でも、リアル金魚のフンは、私たちが想像する以上にくっついているし、長い!

これは金魚飼いの人が必ず通過する驚きだと思うのだが、「う○こは続くよどこまでも♪」とでも口ずさみたくなるほどに、体長よりもずいぶん長いモノをぶらさげていることが多々あるのだ。

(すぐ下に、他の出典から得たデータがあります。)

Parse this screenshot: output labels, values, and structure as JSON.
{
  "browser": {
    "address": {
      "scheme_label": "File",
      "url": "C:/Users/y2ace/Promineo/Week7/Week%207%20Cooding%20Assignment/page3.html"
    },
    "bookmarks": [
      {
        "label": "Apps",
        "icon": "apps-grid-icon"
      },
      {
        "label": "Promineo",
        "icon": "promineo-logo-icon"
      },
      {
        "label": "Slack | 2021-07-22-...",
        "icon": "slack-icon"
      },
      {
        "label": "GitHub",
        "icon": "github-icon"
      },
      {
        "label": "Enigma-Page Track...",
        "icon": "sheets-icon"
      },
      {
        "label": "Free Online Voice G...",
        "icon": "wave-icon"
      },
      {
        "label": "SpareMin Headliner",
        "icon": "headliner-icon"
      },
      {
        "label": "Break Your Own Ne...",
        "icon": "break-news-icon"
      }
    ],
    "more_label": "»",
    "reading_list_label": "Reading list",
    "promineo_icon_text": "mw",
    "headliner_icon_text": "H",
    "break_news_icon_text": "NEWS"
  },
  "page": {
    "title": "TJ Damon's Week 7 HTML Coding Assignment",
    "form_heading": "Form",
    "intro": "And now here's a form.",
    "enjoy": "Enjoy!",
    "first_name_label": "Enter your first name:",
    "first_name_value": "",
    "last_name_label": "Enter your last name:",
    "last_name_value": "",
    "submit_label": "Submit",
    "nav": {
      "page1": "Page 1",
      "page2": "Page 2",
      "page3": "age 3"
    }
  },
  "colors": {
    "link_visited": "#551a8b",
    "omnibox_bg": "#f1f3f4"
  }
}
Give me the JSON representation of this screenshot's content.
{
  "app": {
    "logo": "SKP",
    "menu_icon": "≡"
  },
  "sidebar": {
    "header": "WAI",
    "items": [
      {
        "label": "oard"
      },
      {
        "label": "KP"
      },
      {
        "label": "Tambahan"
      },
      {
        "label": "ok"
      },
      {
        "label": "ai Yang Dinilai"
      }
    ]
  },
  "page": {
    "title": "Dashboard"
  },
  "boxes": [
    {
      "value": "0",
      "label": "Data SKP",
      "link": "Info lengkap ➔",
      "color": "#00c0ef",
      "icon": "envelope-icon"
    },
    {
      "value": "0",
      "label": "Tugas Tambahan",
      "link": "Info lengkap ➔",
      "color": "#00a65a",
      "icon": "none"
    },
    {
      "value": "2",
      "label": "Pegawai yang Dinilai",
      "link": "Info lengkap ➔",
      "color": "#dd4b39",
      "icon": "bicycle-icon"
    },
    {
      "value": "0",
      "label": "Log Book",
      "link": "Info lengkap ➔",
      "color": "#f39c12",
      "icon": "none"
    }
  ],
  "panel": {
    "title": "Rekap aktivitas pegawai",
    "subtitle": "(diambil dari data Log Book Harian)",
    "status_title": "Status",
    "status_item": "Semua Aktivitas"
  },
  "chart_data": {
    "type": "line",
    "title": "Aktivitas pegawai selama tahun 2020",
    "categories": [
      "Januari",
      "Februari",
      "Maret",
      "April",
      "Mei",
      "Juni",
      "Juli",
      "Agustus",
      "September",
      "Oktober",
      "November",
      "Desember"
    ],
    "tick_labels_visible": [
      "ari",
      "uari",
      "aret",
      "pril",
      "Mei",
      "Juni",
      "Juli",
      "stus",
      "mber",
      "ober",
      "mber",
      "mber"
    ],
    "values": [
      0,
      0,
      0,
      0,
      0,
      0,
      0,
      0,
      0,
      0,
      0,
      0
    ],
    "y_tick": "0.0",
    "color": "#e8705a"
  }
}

それにしても、なぜこんなにも長いモノをくっつけたままなのか。エサのメーカー・株式会社キョーリンの屋宜さんに聞いたところ、「はっきりとした文献・通説といったものがありませんので、ある程度憶測も含んだ形ですが……」と前置きし、以下のような回答をくれた。
「金魚のフンに関しては、金魚の生態的特長に関係しているものと思われます。そもそも雑食性で胃がない金魚は、その分、腸が長くなっているんですよ。たとえば、和金で体長の2.5倍、オランダなどの丸物で、3〜4倍くらいあります」

食べられたエサは腸内で消化・吸収されてフンになるわけだが、肛門に近い部分では、薄い膜のようなもので包まれたフンに変わるのだという。
「そして、そのままの形で肛門から排出され、長い状態になるのだと思われます」
つまり、薄い膜に包まれるから、切れにくいということ? ウインナーソーセージのようではありませんか。
「また、その長さは食べている物にも影響されるようで、一般的に植物性の原料を多く含むエサを食べた場合は、繊維質の多い長いフンが出やすい傾向があるようです」

では、体長に対して、最長どのくらいのフンをする可能性があるのか。
「金魚の腸は体長の数倍の長さがありますので、出てくるフンも長くなっていますが、実際に最大どれくらいまで出るかについては、こちらでは知見がありません。金魚が全く動かなければかなり長くまで繋がるかもしれませんね」

最も気になるのは、これだけ長いフンをくっつけたまま泳いで、彼らが気持ち悪くないのかということだが……。
「これは金魚に聞いてみないとわかりません……」

ところで、同じ金魚でも、和金など泳ぎの速い金魚より琉金などゆったり泳ぐ金魚のほうが、より長いフンをつけていることが多いように思う。金魚の種類によっても、フンのつきかたは違うもの?
「ご察しの通り、ゆっくり動く金魚の方がフンが切れにくいという傾向はあると思います。また、和金などのフナ型の魚は琉金などに比べ腸の長さが短いので、その点も影響してるのかもしれません」

フンをつけたままの金魚をずっと観察していると、気持ち悪そうでも、恥ずかしそうでもなく、実に優雅で愉快そうで、知らぬ存ぜぬの涼しい顔にも見える。

意味がなさそうで、やっぱりなさそうな、金魚の長い長いフン。キレの悪さに全く不快感を感じない、暢気な生き物のようです。